Ik was enorm fanatiek en oefende de hele dag, tot ik er alles op kon spelen wat ik wilde. Ik had een houten wasbord met een zinken golfblad. Om mijn vingertoppen had ik metalen vingerhoeden (ik had gehoord dat men ook wel met lepels wasbord speelde, maar dat was niets voor mij), drie voor elke hand, zes in totaal. Ik gebruikte maat 16 voor mijn ringvinger, maat 17 voor mijn middelvinger en maat 18 voor mijn wijsvinger. Ik liep stad en land af want vingerhoeden van die grootte waren niet gemakkelijk te krijgen omdat ze alleen maar werden gekocht door dames van bijzonder forse omvang en die waren in die tijd nogal schaars, en ik ging zo te keer op mijn instrument, dat ik elke twee, drie optredens vingerhoeden en wasbord moest vervangen. Het gebeurde niet zelden dat ik het golfblad stuk sloeg en er strips uit omhoog staken, waar ik mijn handen aan open haalde. Ook kreeg ik steevast bloedblaren waar de randen van de vingerhoeden in mijn vingers drongen. Ik heb een tijdje gespeeld met pleisters die ik van tevoren om mijn vingers wond, maar toen ik steeds meer piano ging spelen, ben ik daar mee gestopt omdat mijn vingers aan de toetsen bleven kleven, en nam ik de bloedblaren voor lief.
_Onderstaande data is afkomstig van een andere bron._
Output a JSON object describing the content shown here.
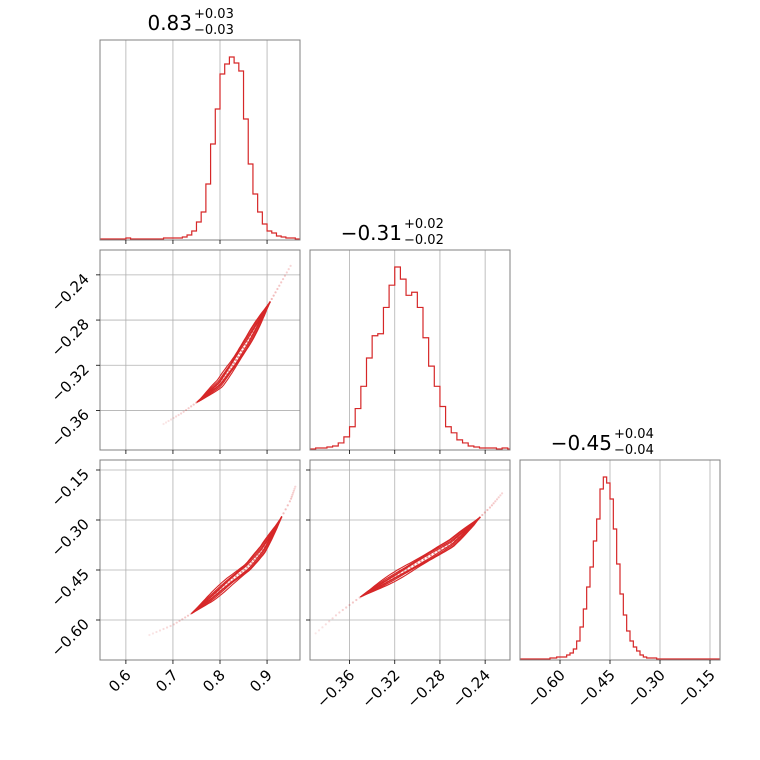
{
  "figure": {
    "type": "corner"
  },
  "chart_data": [
    {
      "type": "histogram",
      "panel": "hist-0",
      "title": {
        "main": "0.83",
        "upper": "+0.03",
        "lower": "−0.03"
      },
      "xlim": [
        0.545,
        0.97
      ],
      "xticks": [
        0.6,
        0.7,
        0.8,
        0.9
      ],
      "xtick_labels": [
        "0.6",
        "0.7",
        "0.8",
        "0.9"
      ],
      "grid": true,
      "series": [
        {
          "edges": [
            0.6,
            0.61,
            0.62,
            0.63,
            0.64,
            0.65,
            0.66,
            0.67,
            0.68,
            0.69,
            0.7,
            0.71,
            0.72,
            0.73,
            0.74,
            0.75,
            0.76,
            0.77,
            0.78,
            0.79,
            0.8,
            0.81,
            0.82,
            0.83,
            0.84,
            0.85,
            0.86,
            0.87,
            0.88,
            0.89,
            0.9,
            0.91,
            0.92,
            0.93,
            0.94,
            0.95,
            0.96
          ],
          "counts": [
            1,
            0,
            0,
            0,
            0,
            0,
            0,
            0,
            1,
            1,
            1,
            1,
            2,
            4,
            8,
            17,
            27,
            55,
            95,
            130,
            165,
            175,
            182,
            176,
            168,
            120,
            75,
            45,
            27,
            15,
            8,
            6,
            3,
            2,
            1,
            1
          ]
        }
      ]
    },
    {
      "type": "histogram",
      "panel": "hist-1",
      "title": {
        "main": "−0.31",
        "upper": "+0.02",
        "lower": "−0.02"
      },
      "xlim": [
        -0.395,
        -0.218
      ],
      "xticks": [
        -0.36,
        -0.32,
        -0.28,
        -0.24
      ],
      "xtick_labels": [
        "−0.36",
        "−0.32",
        "−0.28",
        "−0.24"
      ],
      "grid": true,
      "series": [
        {
          "edges": [
            -0.39,
            -0.385,
            -0.38,
            -0.375,
            -0.37,
            -0.365,
            -0.36,
            -0.355,
            -0.35,
            -0.345,
            -0.34,
            -0.335,
            -0.33,
            -0.325,
            -0.32,
            -0.315,
            -0.31,
            -0.305,
            -0.3,
            -0.295,
            -0.29,
            -0.285,
            -0.28,
            -0.275,
            -0.27,
            -0.265,
            -0.26,
            -0.255,
            -0.25,
            -0.245,
            -0.24,
            -0.235,
            -0.23,
            -0.225,
            -0.22
          ],
          "counts": [
            1,
            1,
            2,
            3,
            6,
            12,
            22,
            40,
            62,
            90,
            112,
            114,
            140,
            162,
            180,
            168,
            152,
            155,
            140,
            110,
            82,
            62,
            42,
            22,
            16,
            9,
            6,
            3,
            2,
            1,
            1,
            1,
            0,
            1
          ]
        }
      ]
    },
    {
      "type": "histogram",
      "panel": "hist-2",
      "title": {
        "main": "−0.45",
        "upper": "+0.04",
        "lower": "−0.04"
      },
      "xlim": [
        -0.72,
        -0.12
      ],
      "xticks": [
        -0.6,
        -0.45,
        -0.3,
        -0.15
      ],
      "xtick_labels": [
        "−0.60",
        "−0.45",
        "−0.30",
        "−0.15"
      ],
      "grid": true,
      "series": [
        {
          "edges": [
            -0.63,
            -0.62,
            -0.61,
            -0.6,
            -0.59,
            -0.58,
            -0.57,
            -0.56,
            -0.55,
            -0.54,
            -0.53,
            -0.52,
            -0.51,
            -0.5,
            -0.49,
            -0.48,
            -0.47,
            -0.46,
            -0.45,
            -0.44,
            -0.43,
            -0.42,
            -0.41,
            -0.4,
            -0.39,
            -0.38,
            -0.37,
            -0.36,
            -0.35,
            -0.34,
            -0.33,
            -0.32,
            -0.31,
            -0.3,
            -0.29,
            -0.28,
            -0.27
          ],
          "counts": [
            1,
            1,
            2,
            2,
            2,
            4,
            6,
            10,
            18,
            32,
            50,
            72,
            92,
            118,
            140,
            170,
            182,
            176,
            160,
            130,
            95,
            65,
            44,
            28,
            18,
            12,
            8,
            4,
            2,
            1,
            1,
            1,
            0,
            0,
            0,
            0
          ]
        }
      ]
    },
    {
      "type": "scatter",
      "panel": "scatter-1-0",
      "x_param": 0,
      "y_param": 1,
      "xlim": [
        0.545,
        0.97
      ],
      "ylim": [
        -0.395,
        -0.218
      ],
      "yticks": [
        -0.36,
        -0.32,
        -0.28,
        -0.24
      ],
      "ytick_labels": [
        "−0.36",
        "−0.32",
        "−0.28",
        "−0.24"
      ],
      "grid": true,
      "ridge": [
        [
          0.68,
          -0.372
        ],
        [
          0.72,
          -0.362
        ],
        [
          0.76,
          -0.35
        ],
        [
          0.8,
          -0.336
        ],
        [
          0.83,
          -0.318
        ],
        [
          0.86,
          -0.298
        ],
        [
          0.89,
          -0.276
        ],
        [
          0.92,
          -0.254
        ],
        [
          0.95,
          -0.232
        ]
      ],
      "contour_centers": [
        [
          0.835,
          -0.312
        ],
        [
          0.84,
          -0.31
        ]
      ],
      "contour_widths": [
        0.05,
        0.04,
        0.03,
        0.02
      ]
    },
    {
      "type": "scatter",
      "panel": "scatter-2-0",
      "x_param": 0,
      "y_param": 2,
      "xlim": [
        0.545,
        0.97
      ],
      "ylim": [
        -0.72,
        -0.12
      ],
      "yticks": [
        -0.6,
        -0.45,
        -0.3,
        -0.15
      ],
      "ytick_labels": [
        "−0.60",
        "−0.45",
        "−0.30",
        "−0.15"
      ],
      "grid": true,
      "ridge": [
        [
          0.65,
          -0.645
        ],
        [
          0.7,
          -0.615
        ],
        [
          0.74,
          -0.58
        ],
        [
          0.78,
          -0.535
        ],
        [
          0.82,
          -0.485
        ],
        [
          0.86,
          -0.44
        ],
        [
          0.89,
          -0.39
        ],
        [
          0.92,
          -0.32
        ],
        [
          0.95,
          -0.24
        ],
        [
          0.96,
          -0.2
        ]
      ]
    },
    {
      "type": "scatter",
      "panel": "scatter-2-1",
      "x_param": 1,
      "y_param": 2,
      "xlim": [
        -0.395,
        -0.218
      ],
      "ylim": [
        -0.72,
        -0.12
      ],
      "grid": true,
      "ridge": [
        [
          -0.39,
          -0.64
        ],
        [
          -0.37,
          -0.58
        ],
        [
          -0.35,
          -0.53
        ],
        [
          -0.33,
          -0.49
        ],
        [
          -0.31,
          -0.45
        ],
        [
          -0.29,
          -0.41
        ],
        [
          -0.27,
          -0.37
        ],
        [
          -0.25,
          -0.31
        ],
        [
          -0.235,
          -0.26
        ],
        [
          -0.225,
          -0.22
        ]
      ]
    }
  ]
}
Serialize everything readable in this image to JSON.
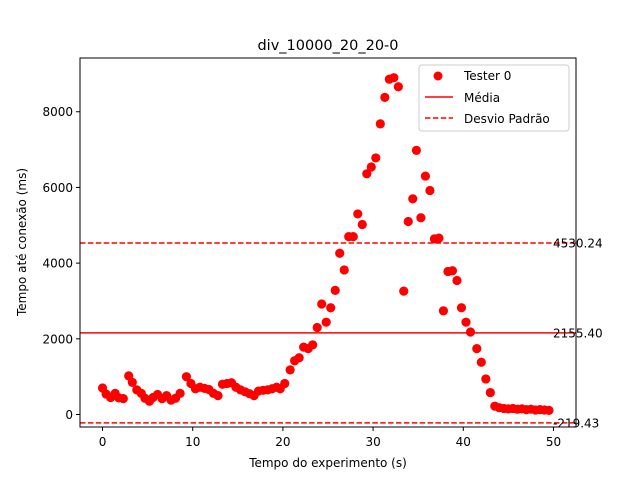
{
  "chart_data": {
    "type": "scatter",
    "title": "div_10000_20_20-0",
    "xlabel": "Tempo do experimento (s)",
    "ylabel": "Tempo até conexão (ms)",
    "xlim": [
      -2.5,
      52.5
    ],
    "ylim": [
      -330,
      9420
    ],
    "xticks": [
      0,
      10,
      20,
      30,
      40,
      50
    ],
    "yticks": [
      0,
      2000,
      4000,
      6000,
      8000
    ],
    "grid": false,
    "legend_position": "top-right",
    "legend": [
      {
        "label": "Tester 0",
        "style": "marker",
        "color": "#ff0000"
      },
      {
        "label": "Média",
        "style": "solid",
        "color": "#ff0000"
      },
      {
        "label": "Desvio Padrão",
        "style": "dashed",
        "color": "#ff0000"
      }
    ],
    "reference_lines": [
      {
        "name": "Média",
        "value": 2155.4,
        "label": "2155.40",
        "style": "solid"
      },
      {
        "name": "Desvio Padrão",
        "value": 4530.24,
        "label": "4530.24",
        "style": "dashed"
      },
      {
        "name": "Desvio Padrão",
        "value": -219.43,
        "label": "-219.43",
        "style": "dashed"
      }
    ],
    "series": [
      {
        "name": "Tester 0",
        "color": "#ff0000",
        "points": [
          [
            0.0,
            700
          ],
          [
            0.4,
            540
          ],
          [
            0.9,
            450
          ],
          [
            1.4,
            560
          ],
          [
            1.8,
            440
          ],
          [
            2.3,
            420
          ],
          [
            2.9,
            1020
          ],
          [
            3.3,
            850
          ],
          [
            3.8,
            650
          ],
          [
            4.3,
            560
          ],
          [
            4.7,
            430
          ],
          [
            5.2,
            350
          ],
          [
            5.6,
            450
          ],
          [
            6.1,
            530
          ],
          [
            6.6,
            420
          ],
          [
            7.1,
            500
          ],
          [
            7.6,
            380
          ],
          [
            8.1,
            430
          ],
          [
            8.6,
            560
          ],
          [
            9.3,
            1000
          ],
          [
            9.8,
            820
          ],
          [
            10.3,
            680
          ],
          [
            10.8,
            720
          ],
          [
            11.3,
            690
          ],
          [
            11.8,
            660
          ],
          [
            12.3,
            560
          ],
          [
            12.8,
            500
          ],
          [
            13.3,
            800
          ],
          [
            13.8,
            820
          ],
          [
            14.3,
            840
          ],
          [
            14.8,
            720
          ],
          [
            15.3,
            650
          ],
          [
            15.8,
            600
          ],
          [
            16.3,
            550
          ],
          [
            16.8,
            500
          ],
          [
            17.3,
            620
          ],
          [
            17.8,
            640
          ],
          [
            18.3,
            650
          ],
          [
            18.8,
            680
          ],
          [
            19.3,
            720
          ],
          [
            19.7,
            680
          ],
          [
            20.2,
            820
          ],
          [
            20.8,
            1180
          ],
          [
            21.3,
            1420
          ],
          [
            21.8,
            1500
          ],
          [
            22.3,
            1780
          ],
          [
            22.8,
            1740
          ],
          [
            23.3,
            1840
          ],
          [
            23.8,
            2300
          ],
          [
            24.3,
            2920
          ],
          [
            24.8,
            2440
          ],
          [
            25.3,
            2820
          ],
          [
            25.8,
            3280
          ],
          [
            26.3,
            4260
          ],
          [
            26.8,
            3820
          ],
          [
            27.3,
            4700
          ],
          [
            27.8,
            4700
          ],
          [
            28.3,
            5300
          ],
          [
            28.8,
            5020
          ],
          [
            29.3,
            6360
          ],
          [
            29.8,
            6540
          ],
          [
            30.3,
            6780
          ],
          [
            30.8,
            7680
          ],
          [
            31.3,
            8380
          ],
          [
            31.8,
            8860
          ],
          [
            32.3,
            8900
          ],
          [
            32.8,
            8660
          ],
          [
            33.4,
            3260
          ],
          [
            33.9,
            5100
          ],
          [
            34.4,
            5700
          ],
          [
            34.8,
            6980
          ],
          [
            35.3,
            5200
          ],
          [
            35.8,
            6300
          ],
          [
            36.3,
            5920
          ],
          [
            36.8,
            4640
          ],
          [
            37.3,
            4660
          ],
          [
            37.8,
            2740
          ],
          [
            38.3,
            3780
          ],
          [
            38.8,
            3800
          ],
          [
            39.3,
            3540
          ],
          [
            39.8,
            2820
          ],
          [
            40.3,
            2440
          ],
          [
            40.8,
            2180
          ],
          [
            41.5,
            1740
          ],
          [
            42.0,
            1380
          ],
          [
            42.5,
            940
          ],
          [
            43.0,
            580
          ],
          [
            43.5,
            220
          ],
          [
            44.0,
            180
          ],
          [
            44.5,
            160
          ],
          [
            45.0,
            150
          ],
          [
            45.5,
            160
          ],
          [
            46.0,
            140
          ],
          [
            46.5,
            150
          ],
          [
            47.0,
            130
          ],
          [
            47.5,
            140
          ],
          [
            48.0,
            120
          ],
          [
            48.5,
            130
          ],
          [
            49.0,
            120
          ],
          [
            49.5,
            110
          ]
        ]
      }
    ]
  }
}
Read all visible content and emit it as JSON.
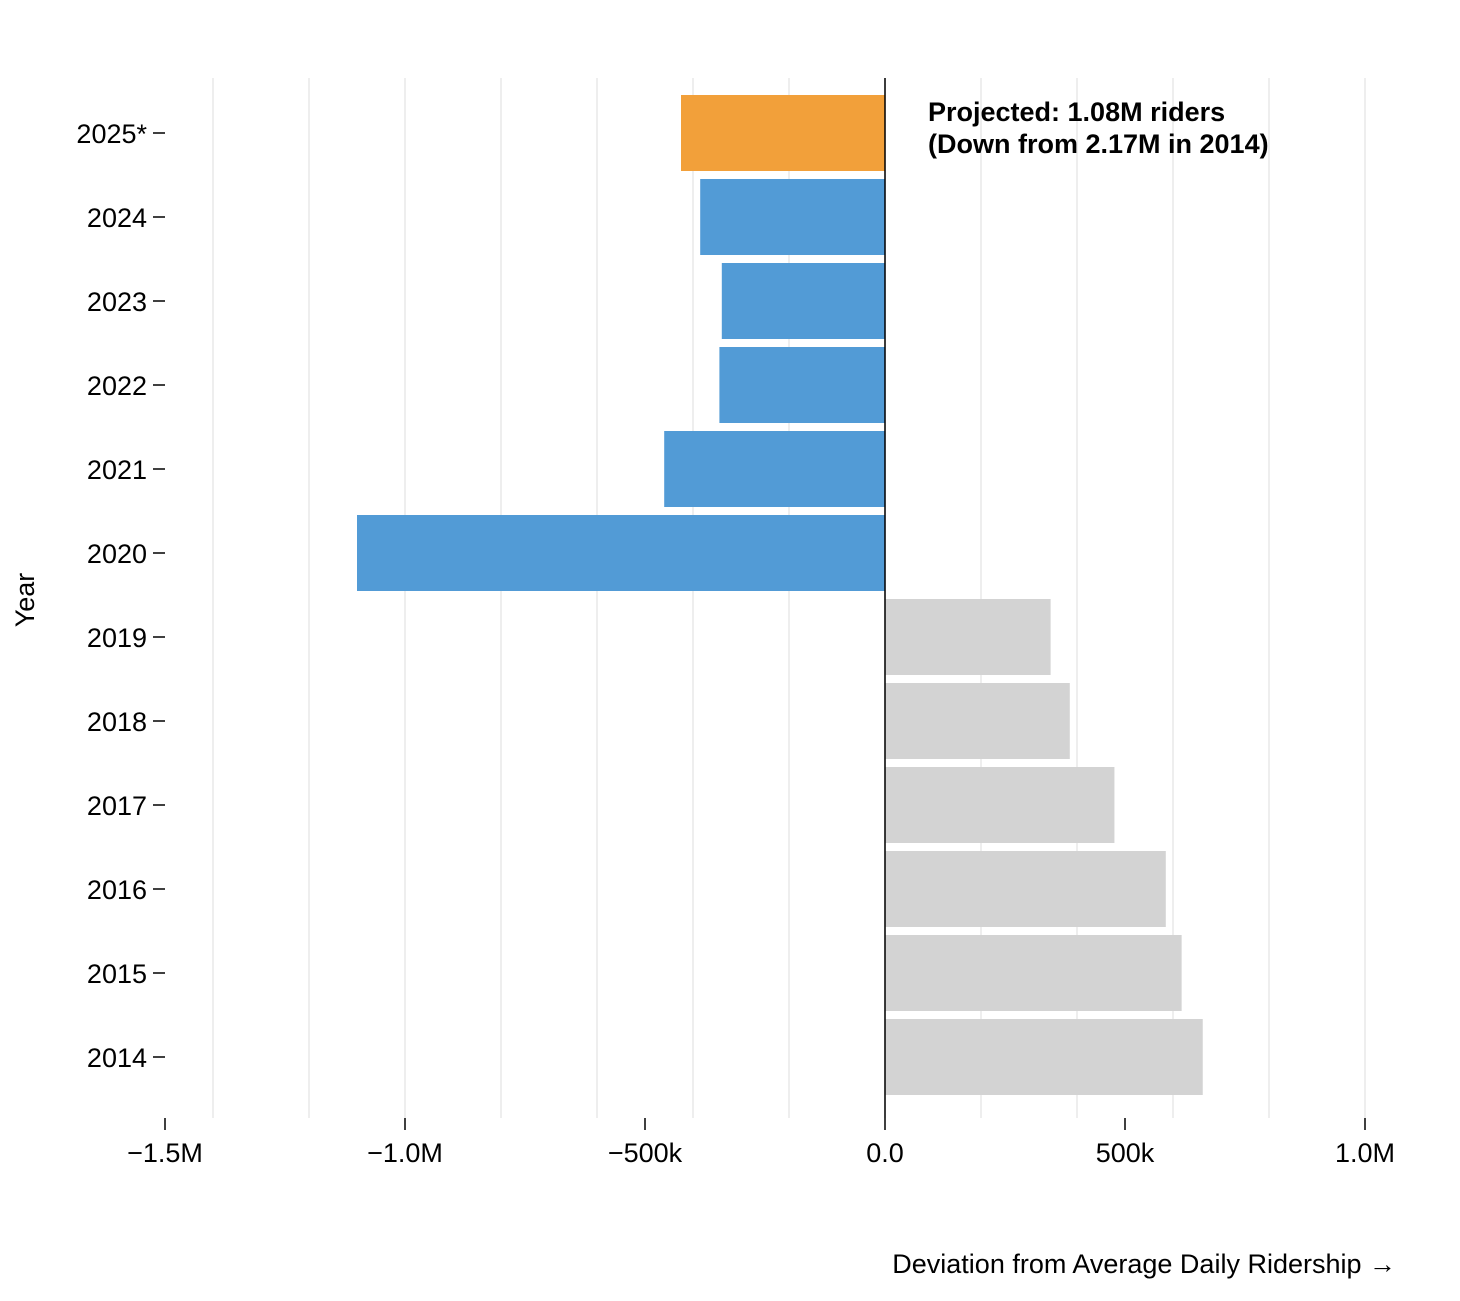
{
  "chart_data": {
    "type": "bar",
    "orientation": "horizontal",
    "categories": [
      "2025*",
      "2024",
      "2023",
      "2022",
      "2021",
      "2020",
      "2019",
      "2018",
      "2017",
      "2016",
      "2015",
      "2014"
    ],
    "values": [
      -425000,
      -385000,
      -340000,
      -345000,
      -460000,
      -1100000,
      345000,
      385000,
      478000,
      585000,
      618000,
      662000
    ],
    "bar_colors": [
      "#f2a03a",
      "#529bd6",
      "#529bd6",
      "#529bd6",
      "#529bd6",
      "#529bd6",
      "#d3d3d3",
      "#d3d3d3",
      "#d3d3d3",
      "#d3d3d3",
      "#d3d3d3",
      "#d3d3d3"
    ],
    "xlim": [
      -1500000,
      1000000
    ],
    "x_ticks": [
      -1500000,
      -1000000,
      -500000,
      0,
      500000,
      1000000
    ],
    "x_tick_labels": [
      "−1.5M",
      "−1.0M",
      "−500k",
      "0.0",
      "500k",
      "1.0M"
    ],
    "x_grid_step": 200000,
    "grid": true,
    "title": "",
    "xlabel": "Deviation from Average Daily Ridership →",
    "ylabel": "Year",
    "annotation": {
      "lines": [
        "Projected: 1.08M riders",
        "(Down from 2.17M in 2014)"
      ]
    }
  }
}
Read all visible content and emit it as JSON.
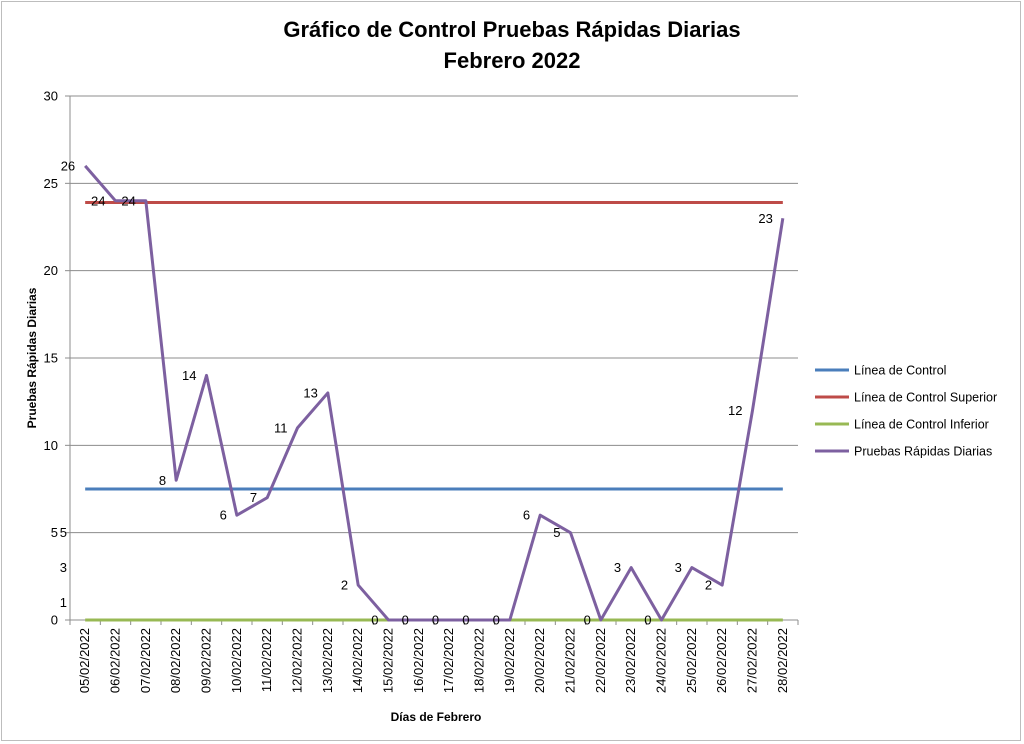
{
  "chart_data": {
    "type": "line",
    "title_line1": "Gráfico de Control Pruebas Rápidas Diarias",
    "title_line2": "Febrero 2022",
    "xlabel": "Días de Febrero",
    "ylabel": "Pruebas Rápidas Diarias",
    "ylim": [
      0,
      30
    ],
    "yticks": [
      0,
      5,
      10,
      15,
      20,
      25,
      30
    ],
    "grid": true,
    "legend_position": "right",
    "categories": [
      "05/02/2022",
      "06/02/2022",
      "07/02/2022",
      "08/02/2022",
      "09/02/2022",
      "10/02/2022",
      "11/02/2022",
      "12/02/2022",
      "13/02/2022",
      "14/02/2022",
      "15/02/2022",
      "16/02/2022",
      "17/02/2022",
      "18/02/2022",
      "19/02/2022",
      "20/02/2022",
      "21/02/2022",
      "22/02/2022",
      "23/02/2022",
      "24/02/2022",
      "25/02/2022",
      "26/02/2022",
      "27/02/2022",
      "28/02/2022"
    ],
    "series": [
      {
        "name": "Línea de Control",
        "color": "#4a7ebb",
        "constant": 7.5
      },
      {
        "name": "Línea de Control Superior",
        "color": "#be4b48",
        "constant": 23.9
      },
      {
        "name": "Línea de Control Inferior",
        "color": "#98b954",
        "constant": 0
      },
      {
        "name": "Pruebas Rápidas Diarias",
        "color": "#7d60a0",
        "values": [
          26,
          24,
          24,
          8,
          14,
          6,
          7,
          11,
          13,
          2,
          0,
          0,
          0,
          0,
          0,
          6,
          5,
          0,
          3,
          0,
          3,
          2,
          12,
          23
        ],
        "data_labels": [
          "26",
          "24",
          "24",
          "8",
          "14",
          "6",
          "7",
          "11",
          "13",
          "2",
          "0",
          "0",
          "0",
          "0",
          "0",
          "6",
          "5",
          "0",
          "3",
          "0",
          "3",
          "2",
          "12",
          "23"
        ]
      }
    ],
    "extra_labels": [
      "5",
      "3",
      "1"
    ]
  }
}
De wasborden kon ik tot begin jaren 70 nog kopen bij een oud mannetje op de Albert Cuyp in Amsterdam, die ze eigenhandig voor mij maakte. Maar toen hij stierf was ik aangewezen op rommelmarkten en tweedehands winkeltjes, en werd zo getraind in het ‘spotten’ van wasborden, dat ik ze ook nu nog direct tussen oude rommel zie staan. Ik heb ze alleen niet meer nodig, omdat ik de laatste twintig jaar op een onverslijtbaar stalen wasbord speel. Weliswaar is de klank ervan niet zo warm als die van de zinken modellen, maar ik kan er verder mijn leven lang mee doen, alhoewel ik begin te vermoeden dat mijn voortschrijdende doofheid te danken is aan het agressieve karakter van mijn geliefde instrument.
Hoe dan ook, ik heb inmiddels eveneens de hand weten te leggen op stalen vingerhoeden, zodat het ook wat dat betreft niet meer stuk kan.
Hier een foto van mij uit 1975, met lang haar nog en spelend op een al flink gehavend wasbord. Het moet een vreemd gezicht zijn geweest voor buitenstaanders, mij zo fanatiek te zien tekeer gaan op zo´n ongewoon instrument.
Op wasbord bij de Slumberlandband
Het verhaal gaat, dat toen Lonnie Donegan (zie de verhandeling van Jaap) mij eens had zien spelen, hij zei dat hij de beste wasbordspeler ter wereld had gezien. Of het waar is weet ik niet, trots was ik in ieder geval wel.